Par Julien Leray @Hallu_Cine

« C’est le rendez-vous des cas sociaux, des psychopathes, et des mythomanes ». Thierry, l’un des témoins filmés par Julien Fréchette dans Ma Guerre n’y va pas de main morte pour qualifier celles et ceux rejoignant les rangs des volontaires officiant aux côtés des milices kurdes dans leur guerre contre l’Etat Islamique. Une affirmation d’autant plus cynique que celui-ci, bien qu’arguant qu’il fait, lui, partie des « esprits libres », compte bien parmi ces occidentaux quittant la quiétude (relative, mais sans commune mesure avec la réalité socio-politique du Proche et du Moyen-Orient) de la France, du Canada, ou encore des Etats-Unis, pour (re)donner un sens à leur existence, au cœur de terres ravagées par les combats, les exils forcés, et la pauvreté. Mais si son avis frôle la prétention et la mauvaise foi, le constat dressé sur les motivations de ces soldats (de métier, ou même totalement improvisés) n’en reste pas moins plutôt lucide quant à leur ambiguïté. À la question de savoir pourquoi ils se sont engagés dans ce conflit, payant même de leur poche leur présence en sol kurde, la plupart affirmera souhaiter faire une différence. Participer concrètement à l’éradication « des méchants ». La réthorique usitée de l’Axe du Mal face à celui du Bien, ici intégrée et recyclée par des personnes un peu paumées, sinon écorchées, mais dont on ne peut décemment douter de la sincérité.

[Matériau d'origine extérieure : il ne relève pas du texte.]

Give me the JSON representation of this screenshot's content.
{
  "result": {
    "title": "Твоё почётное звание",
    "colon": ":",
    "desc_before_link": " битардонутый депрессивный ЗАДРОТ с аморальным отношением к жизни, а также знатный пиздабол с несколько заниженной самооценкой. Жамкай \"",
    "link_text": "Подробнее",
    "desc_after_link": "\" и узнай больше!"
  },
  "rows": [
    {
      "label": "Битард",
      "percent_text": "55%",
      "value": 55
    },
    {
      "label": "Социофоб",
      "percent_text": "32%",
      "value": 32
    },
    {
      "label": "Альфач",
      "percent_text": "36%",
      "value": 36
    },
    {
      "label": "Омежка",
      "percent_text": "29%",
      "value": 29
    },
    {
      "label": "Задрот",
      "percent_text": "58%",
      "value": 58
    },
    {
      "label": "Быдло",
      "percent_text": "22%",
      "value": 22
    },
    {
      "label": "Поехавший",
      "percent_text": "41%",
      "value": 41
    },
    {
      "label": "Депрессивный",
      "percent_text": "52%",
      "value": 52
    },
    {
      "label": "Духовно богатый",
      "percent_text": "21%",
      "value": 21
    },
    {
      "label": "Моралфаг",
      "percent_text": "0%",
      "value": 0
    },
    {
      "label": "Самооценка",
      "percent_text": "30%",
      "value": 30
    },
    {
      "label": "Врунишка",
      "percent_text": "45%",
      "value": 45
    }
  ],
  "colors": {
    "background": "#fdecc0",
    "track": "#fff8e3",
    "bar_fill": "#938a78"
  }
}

Ce à quoi Julien Fréchette a su rendre pleinement justice, en questionnant certes ouvertement la logique et le sens profond de leurs actions, mais en respectant également leur raisonnement et le bien-fondé de leurs choix. C’est ainsi qu’outre ses propres images et ses (magnifiques) plans, le cinéaste a choisi d’intégrer des séquences tournées par l’une de ces combattant(e)s, une canadienne anglophone ne trouvant plus vraiment sa place au sein d’une société nord-américaine déconnectée des horreurs subies par les populations kurdes, irakiennes, ou syriennes. Des vidéos en forme de journaux intimes offrant une perspective toute personnelle, plus sensible et moins analytique, sur ces personnes prêtes à tout plaquer (travail, famille, et même enfants) pour embrasser cette quête qui, chacune à leur mesure, les fait avancer. Plus globalement, Julien Fréchette a fait de Ma Guerre un exercice emballant sur la problématique du point de vue au cinéma. En mettant de l’avant trois regards distincts portés sur une même réalité (celui d’Hannah Bohman donc, celui de Wali – ex-tireur d’élite en mal d’adrénaline et de combats sur le terrain, qui, tout en combattant, filmera lui-même son quotidien en vue de monter son propre documentaire -, et bien sûr le sien), oscillant constamment entre le point de vue externe et la mise en abime, le cinéaste a réussi à traduire la complexité, l’ambivalence d’actes tabous autant que moralement contestables (quelle légitimité pour des étrangers d’intervenir dans des conflits régionaux par lesquels ils ne sont, a priori, pas concernés ?), ainsi que la dualité faite de courage et de fragilité animant chacun de ces combattants de fortune.

Alors que de nombreux travaux cherchent encore à comprendre les causes ayant pu conduire tant de jeunes occidentaux à rallier Daesh, Julien Fréchette a pris quant à lui le sujet à rebours en mettant cette fois l’emphase sur l’autre côté du miroir. Pour une conclusion sans appel, aux conséquences finalement similaires pour ces soldats et leurs ennemis jurés : si la mort ne les frappera pas tous sur le champ de bataille, l’amertume, la rancoeur, et l’esprit de revanche seront des maux avec lesquels beaucoup d’entre eux devront dès lors vivre et composer. Une manière aussi habile que pertinente de s’interroger sur la faillite humaniste de nos sociétés.